Some aim to challenge the status quo of societal constructs, such as in Ahmad Zakii’s charcoal drawing of a woman in kebaya, simply titled Perempuan Berdiri. The seemingly familiar visual contains some anomalies, a whip in one hand and a cigarette in the other. It converts what is traditionally viewed as docile and the epitome of modest femininity into someone poised to take control. In light of the recent whipping of Muslim women in Terengganu, the imagery resonates.
Saiful Razman contributes Study, a black-and-white patterned grid that comments on the often imposed black-and-white reality for a Muslim woman, though what is unseen is her struggle to realise her own ambitions and aspirations as well as her pursuit of self-actualisation.
A more harmonious note is Datuk Sharifah Fatimah’s Peacock in the Garden from her Garden of the Hearts Series, a rich collage that evokes the idea of a heavenly garden of solace and quiet contemplation.
Joining the more established artists are younger talents, such as Sophia Kamal, Nia Khalisa, Dinn Diran, Anniketyni Madian, Arif Fauzan, Izat Arif and Zulkifli Lee — many of whom are recognised artists in their own right.
Nia Khalisa, who co-curated Halal Haram with Hana Zamri, presents a work named Cara Cara Melindungi Tumbuhan-Tumbuhan. The analogy reflects her upbringing as the only daughter in a family with two sons.
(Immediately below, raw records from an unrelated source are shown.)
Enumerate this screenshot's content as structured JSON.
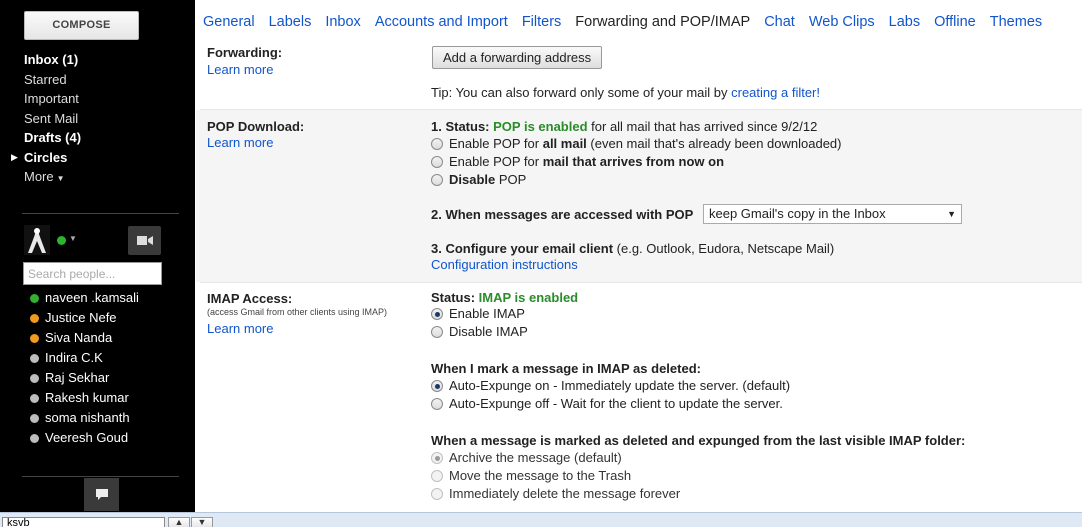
{
  "sidebar": {
    "compose_label": "COMPOSE",
    "nav": [
      {
        "label": "Inbox (1)",
        "bold": true
      },
      {
        "label": "Starred",
        "bold": false
      },
      {
        "label": "Important",
        "bold": false
      },
      {
        "label": "Sent Mail",
        "bold": false
      },
      {
        "label": "Drafts (4)",
        "bold": true
      },
      {
        "label": "Circles",
        "bold": true
      },
      {
        "label": "More",
        "bold": false
      }
    ],
    "search_placeholder": "Search people...",
    "contacts": [
      {
        "name": "naveen .kamsali",
        "status": "green"
      },
      {
        "name": "Justice Nefe",
        "status": "orange"
      },
      {
        "name": "Siva Nanda",
        "status": "orange"
      },
      {
        "name": "Indira C.K",
        "status": "grey"
      },
      {
        "name": "Raj Sekhar",
        "status": "grey"
      },
      {
        "name": "Rakesh kumar",
        "status": "grey"
      },
      {
        "name": "soma nishanth",
        "status": "grey"
      },
      {
        "name": "Veeresh Goud",
        "status": "grey"
      }
    ]
  },
  "tabs": [
    "General",
    "Labels",
    "Inbox",
    "Accounts and Import",
    "Filters",
    "Forwarding and POP/IMAP",
    "Chat",
    "Web Clips",
    "Labs",
    "Offline",
    "Themes"
  ],
  "active_tab": "Forwarding and POP/IMAP",
  "forwarding": {
    "label": "Forwarding:",
    "learn_more": "Learn more",
    "button": "Add a forwarding address",
    "tip_prefix": "Tip: You can also forward only some of your mail by ",
    "tip_link": "creating a filter!"
  },
  "pop": {
    "label": "POP Download:",
    "learn_more": "Learn more",
    "status_prefix": "1. Status: ",
    "status_value": "POP is enabled",
    "status_suffix": " for all mail that has arrived since 9/2/12",
    "opt1_prefix": "Enable POP for ",
    "opt1_bold": "all mail",
    "opt1_suffix": " (even mail that's already been downloaded)",
    "opt2_prefix": "Enable POP for ",
    "opt2_bold": "mail that arrives from now on",
    "opt3_bold": "Disable",
    "opt3_suffix": " POP",
    "step2": "2. When messages are accessed with POP",
    "select_value": "keep Gmail's copy in the Inbox",
    "step3_bold": "3. Configure your email client",
    "step3_suffix": " (e.g. Outlook, Eudora, Netscape Mail)",
    "config_link": "Configuration instructions"
  },
  "imap": {
    "label": "IMAP Access:",
    "sub": "(access Gmail from other clients using IMAP)",
    "learn_more": "Learn more",
    "status_prefix": "Status: ",
    "status_value": "IMAP is enabled",
    "enable": "Enable IMAP",
    "disable": "Disable IMAP",
    "deleted_heading": "When I mark a message in IMAP as deleted:",
    "expunge_on": "Auto-Expunge on - Immediately update the server. (default)",
    "expunge_off": "Auto-Expunge off - Wait for the client to update the server.",
    "expunged_heading": "When a message is marked as deleted and expunged from the last visible IMAP folder:",
    "archive": "Archive the message (default)",
    "trash": "Move the message to the Trash",
    "delete_forever": "Immediately delete the message forever"
  },
  "bottom_bar": {
    "input_value": "ksvb"
  }
}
Alluding to the creeper Monstera, a plant that requires nurturing but that survives well independently once the basic needs are met, she questions how she was treated differently from brothers.
Half of the proceeds from the sale of the works will be donated to Sisters in Islam.
CULT Gallery, Until Nov 12, 10A Persiaran Bukit Tunku, KL. 012 295 8407. By appointment only.